Friday, March 17, 2023

California's preposterous push to offer reparations to blacks—in a state where slavery never existed—will inflame racial tensions.

 

  • In December 2022, California’s nine-member Reparations Task Force, formed by Governor Gavin Newsom two years earlier, estimated that, if a reparations program were ever adopted, each black person in the state descended from slaves could receive as much as $223,200 in compensation for past injustice.

  • So the task force, while dictating that only descendants of slaves can receive payouts, has focused on housing discrimination that took place between 1933 and 1977, a period beginning 68 years after slavery was abolished in the United States.

  • Today, Japanese-Americans outperform whites by large margins in education achievement and income: they have the highest median net worth ($592,000) in the Los Angeles metro area, followed by Asian Indians ($460,000) and Chinese ($408,200), all outranking white households, which have a median net worth of $355,000.

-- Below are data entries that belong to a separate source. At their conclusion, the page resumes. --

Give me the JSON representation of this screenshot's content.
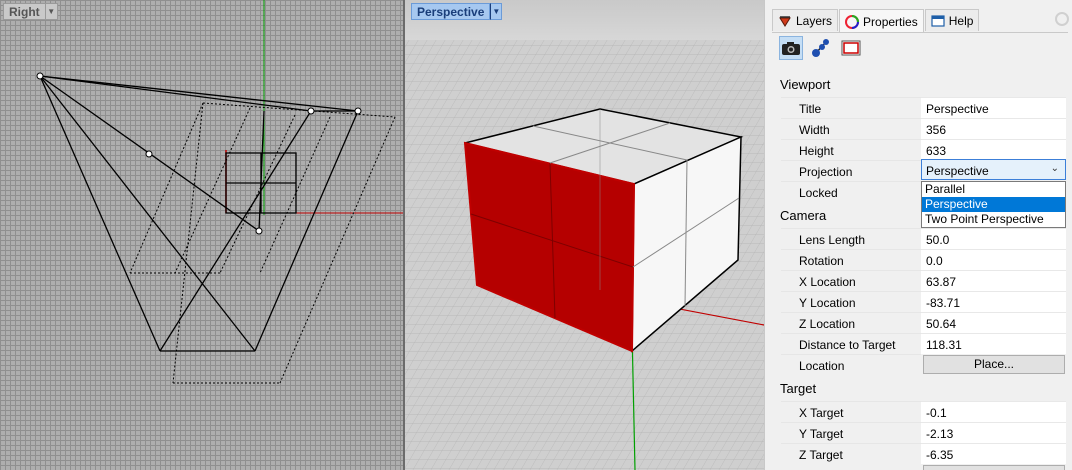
{
  "viewports": {
    "right": {
      "title": "Right",
      "menu_arrow": "▼"
    },
    "perspective": {
      "title": "Perspective",
      "menu_arrow": "▼"
    }
  },
  "panel": {
    "tabs": [
      {
        "label": "Layers",
        "icon": "layers-icon"
      },
      {
        "label": "Properties",
        "icon": "properties-icon"
      },
      {
        "label": "Help",
        "icon": "help-icon"
      }
    ],
    "icon_bar": [
      "camera-icon",
      "nodes-icon",
      "frame-icon"
    ],
    "sections": {
      "viewport": "Viewport",
      "camera": "Camera",
      "target": "Target"
    },
    "viewport": {
      "title_label": "Title",
      "title_value": "Perspective",
      "width_label": "Width",
      "width_value": "356",
      "height_label": "Height",
      "height_value": "633",
      "projection_label": "Projection",
      "projection_value": "Perspective",
      "locked_label": "Locked"
    },
    "projection_options": [
      "Parallel",
      "Perspective",
      "Two Point Perspective"
    ],
    "camera": {
      "lens_label": "Lens Length",
      "lens_value": "50.0",
      "rotation_label": "Rotation",
      "rotation_value": "0.0",
      "xloc_label": "X Location",
      "xloc_value": "63.87",
      "yloc_label": "Y Location",
      "yloc_value": "-83.71",
      "zloc_label": "Z Location",
      "zloc_value": "50.64",
      "dist_label": "Distance to Target",
      "dist_value": "118.31",
      "location_label": "Location",
      "place_button": "Place..."
    },
    "target": {
      "x_label": "X Target",
      "x_value": "-0.1",
      "y_label": "Y Target",
      "y_value": "-2.13",
      "z_label": "Z Target",
      "z_value": "-6.35"
    }
  },
  "colors": {
    "accent": "#0078d7",
    "selection_red": "#c00000",
    "axis_green": "#00a000"
  }
}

  • Letting incarcerated felons vote (they would go heavily Democratic) would have political implications, especially in states where ballot-harvesting is legal, such as California.

  • The Democratic Party now views too many issues through the prism of historical race and gender oppression; it rejects equality of opportunity in favor of a hierarchy of privileges for identity groups ranked according to their levels of alleged historical mistreatment.

  • The desire of many Democrats to offer slavery-based financial reparations to blacks alone comes with risks to its own prospects—including in California, a state where ethnic minorities constitute the majority.